Whitney is super different than Adam is. She’s sleek, cool, and incredibly driven, and yet I felt an instant connection with her, too. I really appreciated her wit and tenacity. She is definitely one of those characters who acts tough and has a soft heart underneath, and I love those!
In addition to all of that, there are some very fun social media situations and conversations, plus a community of indie business owners who all show up for each other. If you know me, you know community is another thing that I tend to adore in the books I read. It just feels so real, and makes the characters feel like part of a real world, you know?
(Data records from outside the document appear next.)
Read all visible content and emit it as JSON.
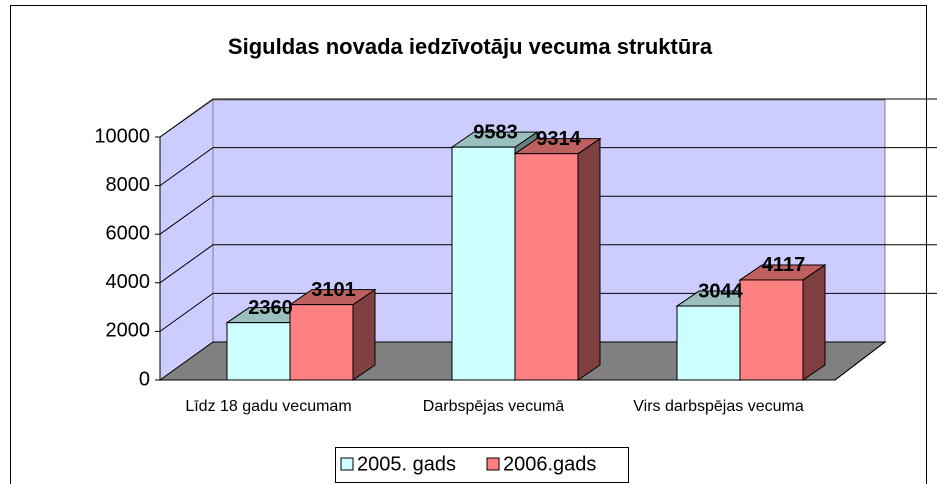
{
  "chart_data": {
    "type": "bar",
    "title": "Siguldas novada iedzīvotāju vecuma struktūra",
    "categories": [
      "Līdz 18 gadu vecumam",
      "Darbspējas vecumā",
      "Virs darbspējas vecuma"
    ],
    "series": [
      {
        "name": "2005. gads",
        "color": "#ccffff",
        "values": [
          2360,
          9583,
          3044
        ]
      },
      {
        "name": "2006.gads",
        "color": "#ff8080",
        "values": [
          3101,
          9314,
          4117
        ]
      }
    ],
    "ylim": [
      0,
      10000
    ],
    "yticks": [
      0,
      2000,
      4000,
      6000,
      8000,
      10000
    ],
    "grid": true,
    "legend": "bottom"
  }
}
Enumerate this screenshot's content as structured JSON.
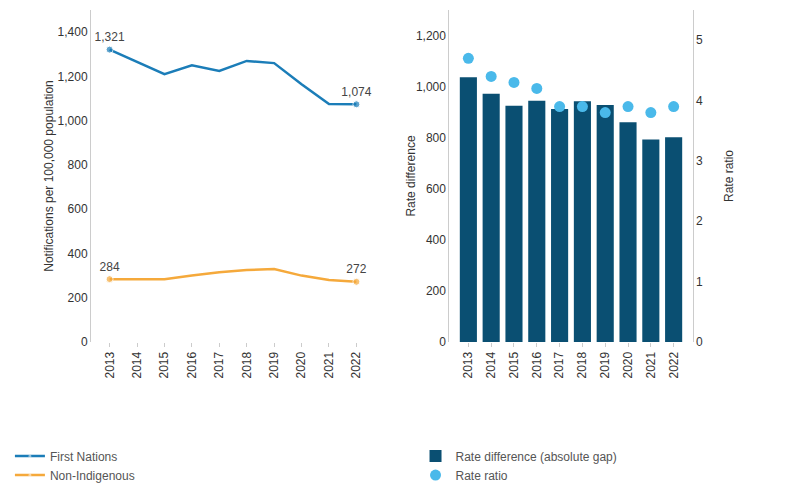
{
  "chart_data": [
    {
      "type": "line",
      "categories": [
        "2013",
        "2014",
        "2015",
        "2016",
        "2017",
        "2018",
        "2019",
        "2020",
        "2021",
        "2022"
      ],
      "ylabel": "Notifications per 100,000 population",
      "ylim": [
        0,
        1500
      ],
      "yticks": [
        0,
        200,
        400,
        600,
        800,
        {
          "value": 1000,
          "label": "1,000"
        },
        {
          "value": 1200,
          "label": "1,200"
        },
        {
          "value": 1400,
          "label": "1,400"
        }
      ],
      "grid": false,
      "data_labels": true,
      "series": [
        {
          "name": "First Nations",
          "color": "#1b7db8",
          "values": [
            1321,
            1265,
            1210,
            1250,
            1225,
            1270,
            1260,
            1165,
            1075,
            1074
          ],
          "value_labels": [
            "1,321",
            null,
            null,
            null,
            null,
            null,
            null,
            null,
            null,
            "1,074"
          ]
        },
        {
          "name": "Non-Indigenous",
          "color": "#f5a93b",
          "values": [
            284,
            284,
            283,
            300,
            315,
            325,
            330,
            300,
            280,
            272
          ],
          "value_labels": [
            "284",
            null,
            null,
            null,
            null,
            null,
            null,
            null,
            null,
            "272"
          ]
        }
      ]
    },
    {
      "type": "bar",
      "categories": [
        "2013",
        "2014",
        "2015",
        "2016",
        "2017",
        "2018",
        "2019",
        "2020",
        "2021",
        "2022"
      ],
      "ylabel": "Rate difference",
      "y2label": "Rate ratio",
      "ylim": [
        0,
        1300
      ],
      "yticks": [
        0,
        200,
        400,
        600,
        800,
        {
          "value": 1000,
          "label": "1,000"
        },
        {
          "value": 1200,
          "label": "1,200"
        }
      ],
      "y2lim": [
        0,
        5.5
      ],
      "y2ticks": [
        0,
        1,
        2,
        3,
        4,
        5
      ],
      "grid": false,
      "series": [
        {
          "name": "Rate difference (absolute gap)",
          "type": "bar",
          "color": "#0a4f72",
          "values": [
            1037,
            972,
            925,
            945,
            912,
            943,
            928,
            860,
            793,
            802
          ]
        },
        {
          "name": "Rate ratio",
          "type": "scatter",
          "axis": "y2",
          "color": "#4ab9ea",
          "marker": "circle",
          "values": [
            4.7,
            4.4,
            4.3,
            4.2,
            3.9,
            3.9,
            3.8,
            3.9,
            3.8,
            3.9
          ]
        }
      ]
    }
  ]
}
YOU CAN GO YOUR OWN WAY is the first book by Eric Smith that I’ve read, though I’m pretty sure I own his others! Reading this made me really want to read everything he’s written. I felt like the relationships were super real and the characters were really easy to connect with. I think readers who enjoy contemporary romance will have a lot to love in this book.
I suppose my only complaint is the ear worm that constantly happens to me every time I read the title. Every. Time. I guess I can live with a little music in my head. Ha!
Recommended for Ages 14 up.
Adam’s dad is Sicilian and his mom is Palestinian.
Profanity/Crude Language Content
Extreme profanity used fairly frequently.
Kissing between boy and girl. References to making out.
Adam tries to clean up glass from a broken pinball game and cuts his hand. A storm breaks some windows, causing some damage.
Whitney attends a party at her boyfriend’s house where kids are drinking alcohol.